The new Civilisation was like a poem, the scheme of which has come whole and organic to the poet, and which germinates therefore without constraint into its natural, necessary verses. The right men and the right ideas fell of themselves into their places, like particles forming a system of crystals. Dwala had found the basic idea, which all this turbid mass had been so long awaiting. He created life and received it. That same life flowed into his fibres, from the movement of the multitude, which flows into the peasant-woman’s baby out of the dust gathered on the busy highway.

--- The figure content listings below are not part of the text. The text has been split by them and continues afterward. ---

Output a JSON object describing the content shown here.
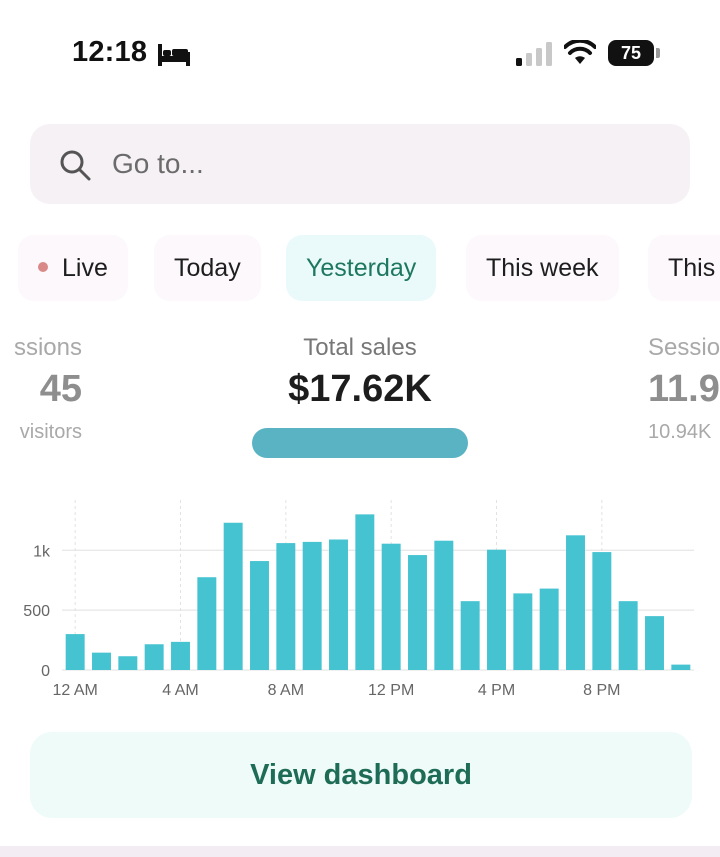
{
  "status_bar": {
    "time": "12:18",
    "battery": "75"
  },
  "search": {
    "placeholder": "Go to..."
  },
  "tabs": [
    {
      "label": "Live"
    },
    {
      "label": "Today"
    },
    {
      "label": "Yesterday",
      "active": true
    },
    {
      "label": "This week"
    },
    {
      "label": "This"
    }
  ],
  "metrics": {
    "left": {
      "label": "ssions",
      "value": "45",
      "sub": "visitors"
    },
    "center": {
      "label": "Total sales",
      "value": "$17.62K"
    },
    "right": {
      "label": "Sessio",
      "value": "11.9",
      "sub": "10.94K"
    }
  },
  "chart_data": {
    "type": "bar",
    "x": [
      0,
      1,
      2,
      3,
      4,
      5,
      6,
      7,
      8,
      9,
      10,
      11,
      12,
      13,
      14,
      15,
      16,
      17,
      18,
      19,
      20,
      21,
      22,
      23
    ],
    "values": [
      300,
      145,
      115,
      215,
      235,
      775,
      1230,
      910,
      1060,
      1070,
      1090,
      1300,
      1055,
      960,
      1080,
      575,
      1005,
      640,
      680,
      1125,
      985,
      575,
      450,
      45
    ],
    "x_tick_labels": [
      "12 AM",
      "4 AM",
      "8 AM",
      "12 PM",
      "4 PM",
      "8 PM"
    ],
    "x_tick_positions": [
      0,
      4,
      8,
      12,
      16,
      20
    ],
    "y_tick_labels": [
      "0",
      "500",
      "1k"
    ],
    "y_tick_values": [
      0,
      500,
      1000
    ],
    "ylim": [
      0,
      1420
    ],
    "color": "#45c3d1",
    "grid": true
  },
  "actions": {
    "view_dashboard": "View dashboard"
  },
  "colors": {
    "bar": "#45c3d1",
    "active_tab_text": "#1e7760",
    "button_text": "#1e6c55",
    "live_dot": "#d98a88"
  }
}
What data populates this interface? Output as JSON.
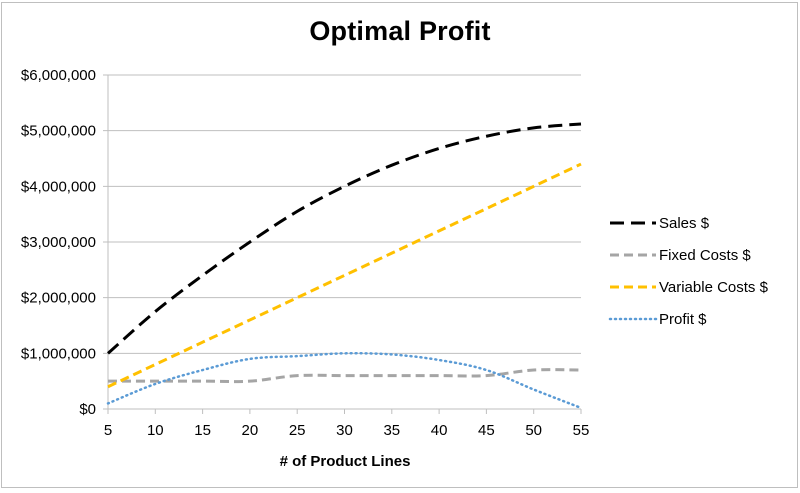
{
  "chart_data": {
    "type": "line",
    "title": "Optimal Profit",
    "xlabel": "# of Product Lines",
    "ylabel": "",
    "x": [
      5,
      10,
      15,
      20,
      25,
      30,
      35,
      40,
      45,
      50,
      55
    ],
    "xlim": [
      5,
      55
    ],
    "ylim": [
      0,
      6000000
    ],
    "yticks": [
      0,
      1000000,
      2000000,
      3000000,
      4000000,
      5000000,
      6000000
    ],
    "ytick_labels": [
      "$0",
      "$1,000,000",
      "$2,000,000",
      "$3,000,000",
      "$4,000,000",
      "$5,000,000",
      "$6,000,000"
    ],
    "xtick_labels": [
      "5",
      "10",
      "15",
      "20",
      "25",
      "30",
      "35",
      "40",
      "45",
      "50",
      "55"
    ],
    "grid": "horizontal",
    "legend_position": "right",
    "series": [
      {
        "name": "Sales $",
        "color": "#000000",
        "style": "long-dash",
        "values": [
          1000000,
          1750000,
          2400000,
          3000000,
          3550000,
          4000000,
          4380000,
          4680000,
          4900000,
          5050000,
          5120000
        ]
      },
      {
        "name": "Fixed Costs $",
        "color": "#a5a5a5",
        "style": "dash",
        "values": [
          500000,
          500000,
          500000,
          500000,
          600000,
          600000,
          600000,
          600000,
          600000,
          700000,
          700000
        ]
      },
      {
        "name": "Variable Costs $",
        "color": "#ffc000",
        "style": "dash",
        "values": [
          400000,
          800000,
          1200000,
          1600000,
          2000000,
          2400000,
          2800000,
          3200000,
          3600000,
          4000000,
          4400000
        ]
      },
      {
        "name": "Profit $",
        "color": "#5b9bd5",
        "style": "dot",
        "values": [
          100000,
          450000,
          700000,
          900000,
          950000,
          1000000,
          980000,
          880000,
          700000,
          350000,
          20000
        ]
      }
    ]
  }
}
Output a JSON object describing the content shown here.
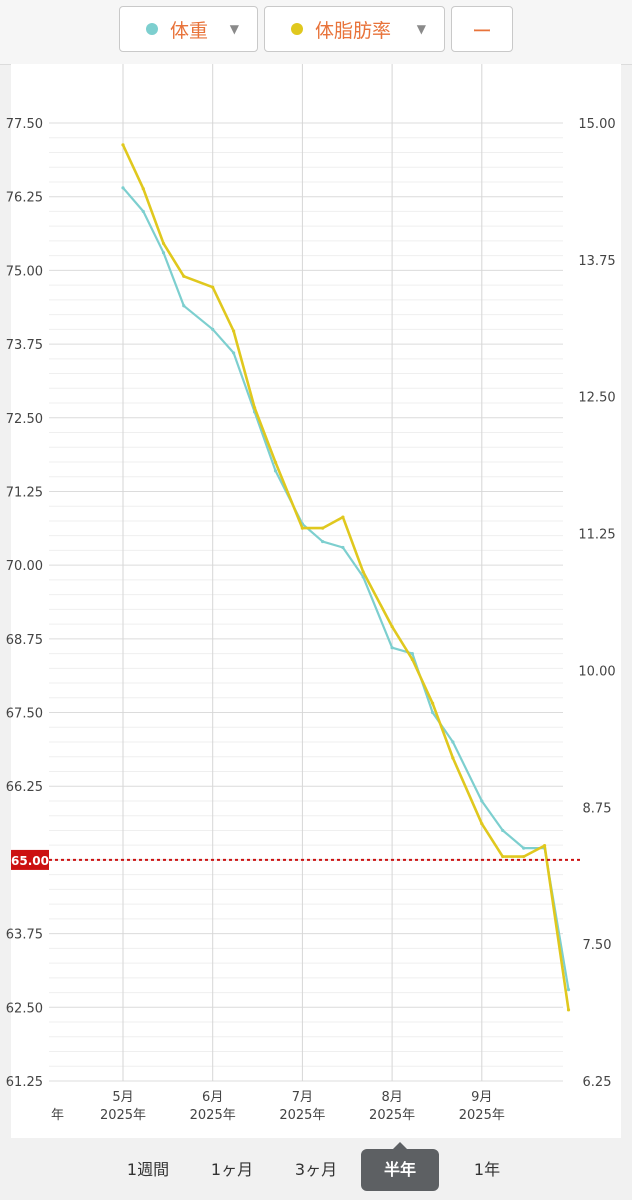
{
  "filters": {
    "weight": {
      "label": "体重",
      "color": "#7dcfcf"
    },
    "bodyfat": {
      "label": "体脂肪率",
      "color": "#e0c81e"
    },
    "extra": {
      "label": "ー"
    }
  },
  "chart_data": {
    "type": "line",
    "title": "",
    "xlabel": "",
    "ylabel": "",
    "x_ticks": [
      {
        "l1": "5月",
        "l2": "2025年"
      },
      {
        "l1": "6月",
        "l2": "2025年"
      },
      {
        "l1": "7月",
        "l2": "2025年"
      },
      {
        "l1": "8月",
        "l2": "2025年"
      },
      {
        "l1": "9月",
        "l2": "2025年"
      }
    ],
    "x_edge_label": "年",
    "y_left": {
      "ylim": [
        61.25,
        77.5
      ],
      "ticks": [
        "61.25",
        "62.50",
        "63.75",
        "65.00",
        "66.25",
        "67.50",
        "68.75",
        "70.00",
        "71.25",
        "72.50",
        "73.75",
        "75.00",
        "76.25",
        "77.50"
      ]
    },
    "y_right": {
      "ylim": [
        6.25,
        15.0
      ],
      "ticks": [
        "6.25",
        "7.50",
        "8.75",
        "10.00",
        "11.25",
        "12.50",
        "13.75",
        "15.00"
      ]
    },
    "target": {
      "value": 65.0,
      "label": "65.00",
      "color": "#cc1111"
    },
    "grid": true,
    "series": [
      {
        "name": "体重",
        "axis": "left",
        "color": "#7dcfcf",
        "x": [
          "2025-05-01",
          "2025-05-08",
          "2025-05-15",
          "2025-05-22",
          "2025-06-01",
          "2025-06-08",
          "2025-06-15",
          "2025-06-22",
          "2025-07-01",
          "2025-07-08",
          "2025-07-15",
          "2025-07-22",
          "2025-08-01",
          "2025-08-08",
          "2025-08-15",
          "2025-08-22",
          "2025-09-01",
          "2025-09-08",
          "2025-09-15",
          "2025-09-22",
          "2025-09-30"
        ],
        "values": [
          76.4,
          76.0,
          75.3,
          74.4,
          74.0,
          73.6,
          72.6,
          71.6,
          70.7,
          70.4,
          70.3,
          69.8,
          68.6,
          68.5,
          67.5,
          67.0,
          66.0,
          65.5,
          65.2,
          65.2,
          62.8
        ]
      },
      {
        "name": "体脂肪率",
        "axis": "right",
        "color": "#e0c81e",
        "x": [
          "2025-05-01",
          "2025-05-08",
          "2025-05-15",
          "2025-05-22",
          "2025-06-01",
          "2025-06-08",
          "2025-06-15",
          "2025-06-22",
          "2025-07-01",
          "2025-07-08",
          "2025-07-15",
          "2025-07-22",
          "2025-08-01",
          "2025-08-08",
          "2025-08-15",
          "2025-08-22",
          "2025-09-01",
          "2025-09-08",
          "2025-09-15",
          "2025-09-22",
          "2025-09-30"
        ],
        "values": [
          14.8,
          14.4,
          13.9,
          13.6,
          13.5,
          13.1,
          12.4,
          11.9,
          11.3,
          11.3,
          11.4,
          10.9,
          10.4,
          10.1,
          9.7,
          9.2,
          8.6,
          8.3,
          8.3,
          8.4,
          6.9
        ]
      }
    ]
  },
  "bottom_tabs": [
    {
      "label": "1週間",
      "active": false
    },
    {
      "label": "1ヶ月",
      "active": false
    },
    {
      "label": "3ヶ月",
      "active": false
    },
    {
      "label": "半年",
      "active": true
    },
    {
      "label": "1年",
      "active": false
    }
  ]
}
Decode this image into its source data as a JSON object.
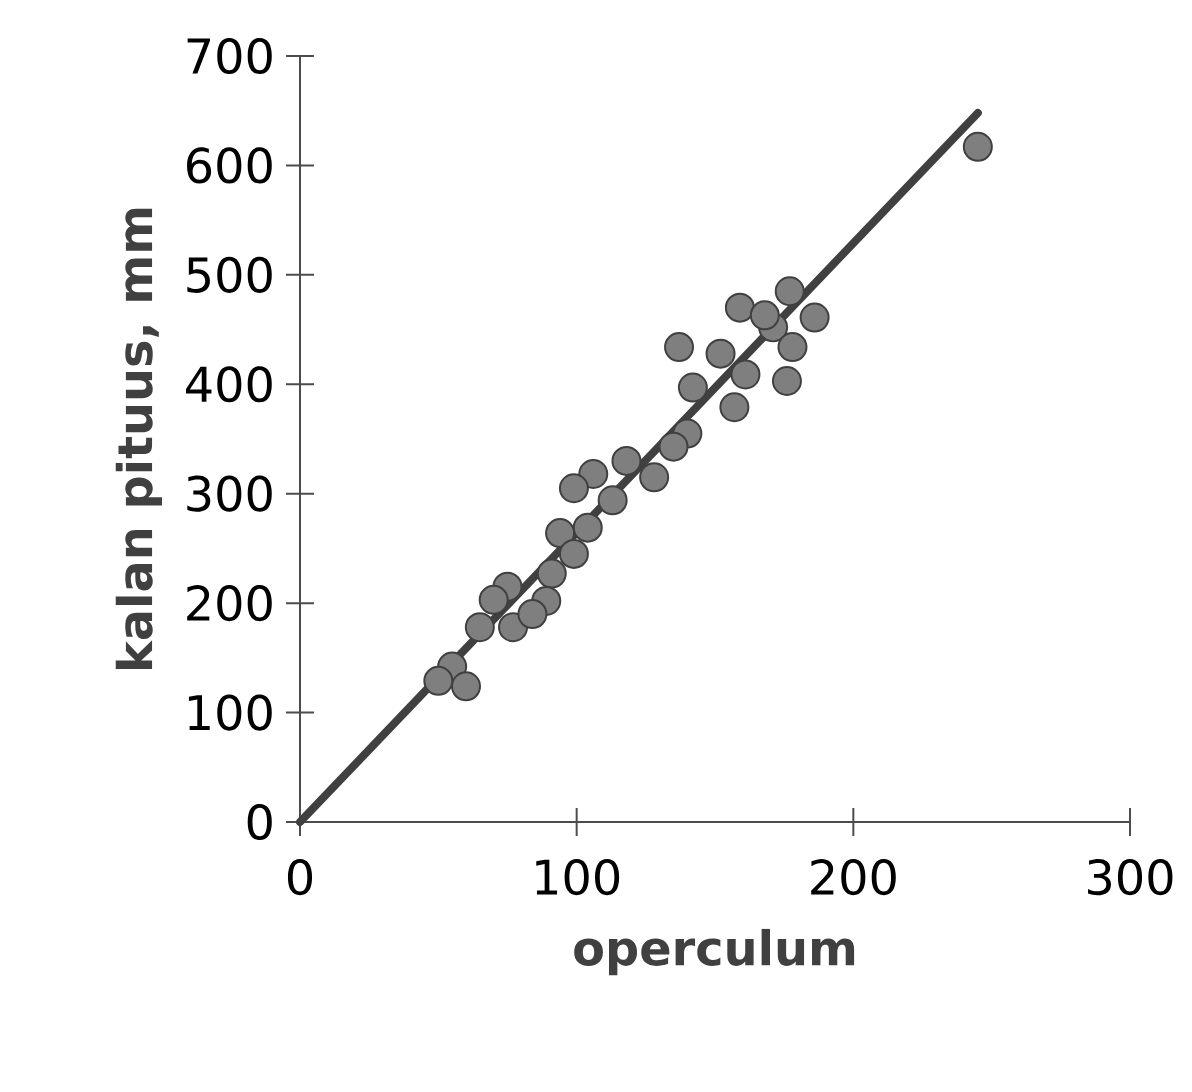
{
  "chart_data": {
    "type": "scatter",
    "xlabel": "operculum",
    "ylabel": "kalan pituus, mm",
    "xlim": [
      0,
      300
    ],
    "ylim": [
      0,
      700
    ],
    "xticks": [
      0,
      100,
      200,
      300
    ],
    "yticks": [
      0,
      100,
      200,
      300,
      400,
      500,
      600,
      700
    ],
    "grid": false,
    "series": [
      {
        "marker": "circle",
        "color": "#7f7f7f",
        "x": [
          245,
          137,
          159,
          177,
          186,
          171,
          152,
          161,
          176,
          178,
          142,
          157,
          168,
          140,
          135,
          118,
          106,
          128,
          99,
          113,
          104,
          94,
          91,
          99,
          89,
          75,
          65,
          55,
          77,
          70,
          60,
          50,
          84
        ],
        "values": [
          617,
          434,
          470,
          485,
          461,
          452,
          428,
          409,
          403,
          434,
          397,
          379,
          463,
          355,
          343,
          330,
          318,
          315,
          305,
          294,
          269,
          264,
          227,
          245,
          202,
          215,
          178,
          142,
          178,
          203,
          124,
          129,
          190
        ]
      },
      {
        "type": "line",
        "color": "#404040",
        "x": [
          0,
          245
        ],
        "values": [
          0,
          648
        ]
      }
    ]
  }
}
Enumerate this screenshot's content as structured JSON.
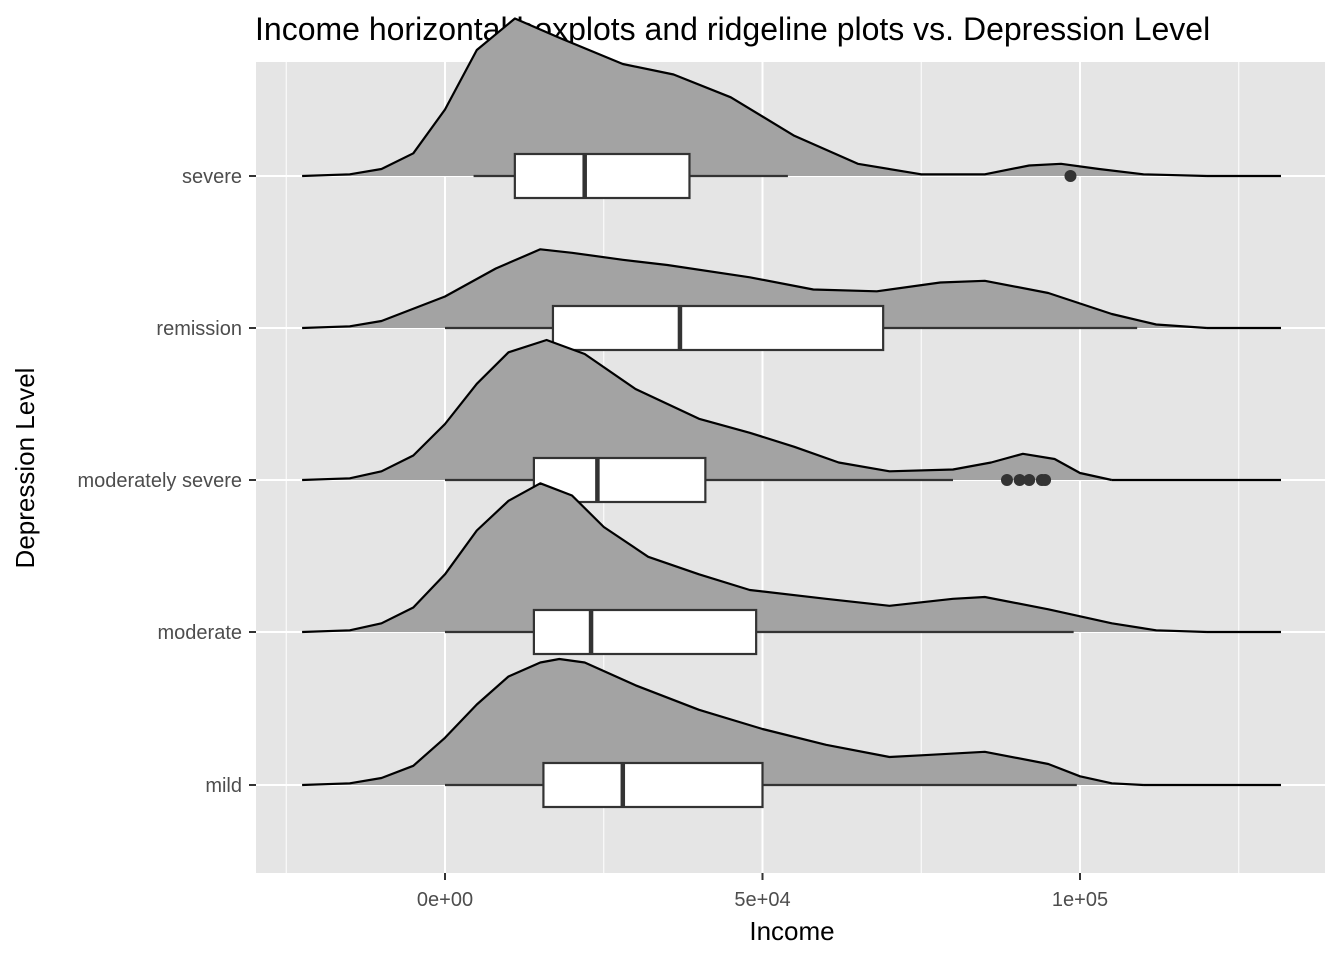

Lady Wyse, seeing the easy joyful motion of his limbs and hearing the deep vigour of his voice, put her presentiments away. Dwala himself looked back in wonder at that grey mood when the world had faded from him. He was like the traveller who stands in the garish whirl of the fair, wondering if this can be the place that looked so grim on Sunday. He was enjoying the strong rush of life which a kindly Heaven sends to the consumptive as consolation for their early death.